# What are the critical values of f(x)=(x-lnx)/e^(x+ln(x^2))-x?

Aug 19, 2017

$f$ has no critical values.

#### Explanation:

Note the simplification that can occur in the denominator: ${e}^{x + \ln \left({x}^{2}\right)} = {e}^{x} {e}^{\ln} \left({x}^{2}\right) = {x}^{2} {e}^{x}$.

We also might note that the domain of $f$ is $x > 0$.

$f \left(x\right) = \frac{x - \ln x}{{x}^{2} {e}^{x}} - x$

To find critical values, we find where the derivative $f '$ equals $0$ or does not exist within the domain of $f$.

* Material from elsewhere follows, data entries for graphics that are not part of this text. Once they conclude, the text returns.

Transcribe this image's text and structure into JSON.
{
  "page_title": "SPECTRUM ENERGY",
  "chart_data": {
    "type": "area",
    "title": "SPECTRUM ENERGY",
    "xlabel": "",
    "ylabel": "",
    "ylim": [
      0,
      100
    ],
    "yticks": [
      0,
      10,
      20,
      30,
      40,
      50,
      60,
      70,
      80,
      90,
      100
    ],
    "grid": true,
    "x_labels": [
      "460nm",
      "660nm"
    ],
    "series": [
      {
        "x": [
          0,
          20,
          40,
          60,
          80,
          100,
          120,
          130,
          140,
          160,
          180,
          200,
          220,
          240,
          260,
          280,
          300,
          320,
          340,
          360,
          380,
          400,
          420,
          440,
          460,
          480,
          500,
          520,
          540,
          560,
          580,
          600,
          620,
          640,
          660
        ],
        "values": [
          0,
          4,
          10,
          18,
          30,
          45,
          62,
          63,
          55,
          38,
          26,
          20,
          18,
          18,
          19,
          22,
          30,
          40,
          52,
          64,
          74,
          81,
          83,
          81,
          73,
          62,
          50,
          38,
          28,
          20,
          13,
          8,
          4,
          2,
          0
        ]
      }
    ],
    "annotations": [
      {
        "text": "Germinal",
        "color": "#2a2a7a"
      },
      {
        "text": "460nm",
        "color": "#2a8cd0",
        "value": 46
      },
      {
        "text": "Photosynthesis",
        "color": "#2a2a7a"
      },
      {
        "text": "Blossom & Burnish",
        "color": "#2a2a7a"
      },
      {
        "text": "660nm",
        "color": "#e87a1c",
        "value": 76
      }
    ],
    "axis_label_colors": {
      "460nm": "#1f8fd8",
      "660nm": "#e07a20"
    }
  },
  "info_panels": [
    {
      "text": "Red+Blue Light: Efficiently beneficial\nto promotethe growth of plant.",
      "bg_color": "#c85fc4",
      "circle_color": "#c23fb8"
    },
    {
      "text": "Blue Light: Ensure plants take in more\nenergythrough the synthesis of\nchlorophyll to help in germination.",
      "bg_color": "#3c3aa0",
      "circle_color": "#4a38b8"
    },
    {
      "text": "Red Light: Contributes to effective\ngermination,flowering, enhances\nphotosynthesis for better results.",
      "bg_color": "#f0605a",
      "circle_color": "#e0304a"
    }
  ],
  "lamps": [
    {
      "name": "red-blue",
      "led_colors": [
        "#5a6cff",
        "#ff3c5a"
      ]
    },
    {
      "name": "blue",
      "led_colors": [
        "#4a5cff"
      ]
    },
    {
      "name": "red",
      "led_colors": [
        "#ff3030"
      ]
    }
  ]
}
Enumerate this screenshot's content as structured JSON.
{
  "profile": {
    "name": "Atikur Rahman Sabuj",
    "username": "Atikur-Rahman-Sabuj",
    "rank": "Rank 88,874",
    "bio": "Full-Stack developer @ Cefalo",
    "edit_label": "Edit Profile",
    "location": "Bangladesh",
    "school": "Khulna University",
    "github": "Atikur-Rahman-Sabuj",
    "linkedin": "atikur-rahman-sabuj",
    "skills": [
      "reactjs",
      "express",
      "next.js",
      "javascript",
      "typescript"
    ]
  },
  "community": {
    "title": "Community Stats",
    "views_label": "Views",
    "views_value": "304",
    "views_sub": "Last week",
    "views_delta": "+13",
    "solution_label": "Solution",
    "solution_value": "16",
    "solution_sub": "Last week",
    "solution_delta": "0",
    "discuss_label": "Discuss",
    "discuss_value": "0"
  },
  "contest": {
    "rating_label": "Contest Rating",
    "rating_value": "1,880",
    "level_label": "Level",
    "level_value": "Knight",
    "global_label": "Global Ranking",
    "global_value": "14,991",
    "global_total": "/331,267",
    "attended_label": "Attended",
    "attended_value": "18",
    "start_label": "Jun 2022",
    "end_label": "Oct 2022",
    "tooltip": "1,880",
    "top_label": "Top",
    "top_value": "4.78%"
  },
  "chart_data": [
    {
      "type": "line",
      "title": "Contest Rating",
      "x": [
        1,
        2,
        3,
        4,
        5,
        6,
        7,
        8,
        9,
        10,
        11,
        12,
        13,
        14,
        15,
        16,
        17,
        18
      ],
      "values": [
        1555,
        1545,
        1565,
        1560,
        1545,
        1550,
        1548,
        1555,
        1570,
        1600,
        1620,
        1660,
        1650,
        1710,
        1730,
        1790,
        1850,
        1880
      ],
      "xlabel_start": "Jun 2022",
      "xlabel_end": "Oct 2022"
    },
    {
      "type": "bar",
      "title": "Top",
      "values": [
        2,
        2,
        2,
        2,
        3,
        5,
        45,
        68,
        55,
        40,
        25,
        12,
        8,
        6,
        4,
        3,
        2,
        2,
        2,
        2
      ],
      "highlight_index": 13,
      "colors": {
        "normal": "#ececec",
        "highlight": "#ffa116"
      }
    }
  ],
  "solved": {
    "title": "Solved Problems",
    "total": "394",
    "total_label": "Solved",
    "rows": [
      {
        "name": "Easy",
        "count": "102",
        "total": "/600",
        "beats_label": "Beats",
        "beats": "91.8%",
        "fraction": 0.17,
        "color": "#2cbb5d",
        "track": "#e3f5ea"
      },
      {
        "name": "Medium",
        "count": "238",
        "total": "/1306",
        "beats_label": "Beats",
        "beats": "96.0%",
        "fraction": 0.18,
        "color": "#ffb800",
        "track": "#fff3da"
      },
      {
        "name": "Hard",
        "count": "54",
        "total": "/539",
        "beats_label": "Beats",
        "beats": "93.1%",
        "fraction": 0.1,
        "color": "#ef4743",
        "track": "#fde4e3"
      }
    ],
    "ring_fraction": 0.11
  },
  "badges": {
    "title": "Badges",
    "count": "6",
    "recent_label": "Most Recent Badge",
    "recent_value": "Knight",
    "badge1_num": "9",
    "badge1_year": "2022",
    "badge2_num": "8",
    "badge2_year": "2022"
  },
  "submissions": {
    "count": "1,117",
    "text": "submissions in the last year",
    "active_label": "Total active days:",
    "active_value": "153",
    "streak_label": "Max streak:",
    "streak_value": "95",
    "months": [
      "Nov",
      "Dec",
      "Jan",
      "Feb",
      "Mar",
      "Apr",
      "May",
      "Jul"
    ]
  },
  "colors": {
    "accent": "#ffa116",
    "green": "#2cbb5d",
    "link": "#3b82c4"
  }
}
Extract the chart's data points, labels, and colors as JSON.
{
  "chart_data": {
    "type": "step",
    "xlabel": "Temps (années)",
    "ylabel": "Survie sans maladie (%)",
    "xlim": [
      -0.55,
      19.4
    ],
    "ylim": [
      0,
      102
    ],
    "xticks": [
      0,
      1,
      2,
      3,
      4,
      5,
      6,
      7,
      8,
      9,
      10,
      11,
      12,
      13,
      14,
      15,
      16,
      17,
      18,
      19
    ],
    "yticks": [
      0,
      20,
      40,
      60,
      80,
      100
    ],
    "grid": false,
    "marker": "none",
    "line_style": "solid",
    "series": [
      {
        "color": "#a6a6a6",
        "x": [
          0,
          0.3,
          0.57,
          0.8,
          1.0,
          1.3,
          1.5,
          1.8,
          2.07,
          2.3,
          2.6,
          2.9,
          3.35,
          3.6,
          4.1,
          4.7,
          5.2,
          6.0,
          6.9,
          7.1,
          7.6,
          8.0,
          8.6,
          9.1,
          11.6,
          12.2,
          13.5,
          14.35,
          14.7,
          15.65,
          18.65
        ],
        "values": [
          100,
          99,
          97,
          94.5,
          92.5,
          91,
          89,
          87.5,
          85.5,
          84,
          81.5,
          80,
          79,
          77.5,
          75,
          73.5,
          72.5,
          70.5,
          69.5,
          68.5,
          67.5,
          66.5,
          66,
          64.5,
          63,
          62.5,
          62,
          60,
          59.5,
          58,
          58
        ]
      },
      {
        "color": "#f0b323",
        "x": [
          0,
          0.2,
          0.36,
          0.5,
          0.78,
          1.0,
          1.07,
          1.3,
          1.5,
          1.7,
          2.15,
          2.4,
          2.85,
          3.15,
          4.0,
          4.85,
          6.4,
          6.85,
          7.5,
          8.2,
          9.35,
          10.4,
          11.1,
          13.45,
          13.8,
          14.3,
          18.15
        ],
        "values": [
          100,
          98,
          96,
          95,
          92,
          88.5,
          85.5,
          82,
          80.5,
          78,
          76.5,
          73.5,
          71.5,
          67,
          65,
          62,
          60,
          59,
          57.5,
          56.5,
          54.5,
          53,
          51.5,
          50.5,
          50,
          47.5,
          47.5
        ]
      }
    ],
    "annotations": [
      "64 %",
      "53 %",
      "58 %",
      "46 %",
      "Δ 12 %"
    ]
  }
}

To differentiate $f$, we'll need the quotient rule:

$f ' \left(x\right) = \frac{\left(\frac{d}{\mathrm{dx}} \left(x - \ln x\right)\right) {x}^{2} {e}^{x} - \left(x - \ln x\right) \left(\frac{d}{\mathrm{dx}} {x}^{2} {e}^{x}\right)}{{x}^{2} {e}^{x}} ^ 2 - 1$

$f ' \left(x\right) = \frac{\left(1 - \frac{1}{x}\right) {x}^{2} {e}^{x} + \left(\ln x - x\right) \left(2 x {e}^{x} + {x}^{2} {e}^{x}\right)}{{x}^{4} {e}^{2 x}} - 1$

Factoring ${e}^{x}$ from the numerator and taking one $x$ from ${x}^{2}$ into the parentheses:

$f ' \left(x\right) = \frac{x \left(x - 1\right) + \left(\ln x - x\right) x \left(2 + x\right)}{{x}^{4} {e}^{x}} - 1$

$f ' \left(x\right) = \frac{x - 1 + \left(\ln x - x\right) \left(x + 2\right)}{{x}^{3} {e}^{x}} - 1$

The derivative doesn't exist for $x \le 0$, which is the same as $f$, so there are no critical points to be found there.

Other critical points could occur when $f ' \left(x\right) = 0$:

$0 = \frac{x - 1 + \left(\ln x - x\right) \left(x + 2\right)}{{x}^{3} {e}^{x}} - 1$

Continuing to manipulate gives an equation which cannot be solved algebraically:

$x - 1 + \left(\ln x - x\right) \left(x + 2\right) - {x}^{3} {e}^{x} = 0$

Graph this to find that is has no zeros.

This means that $f$ has no critical values.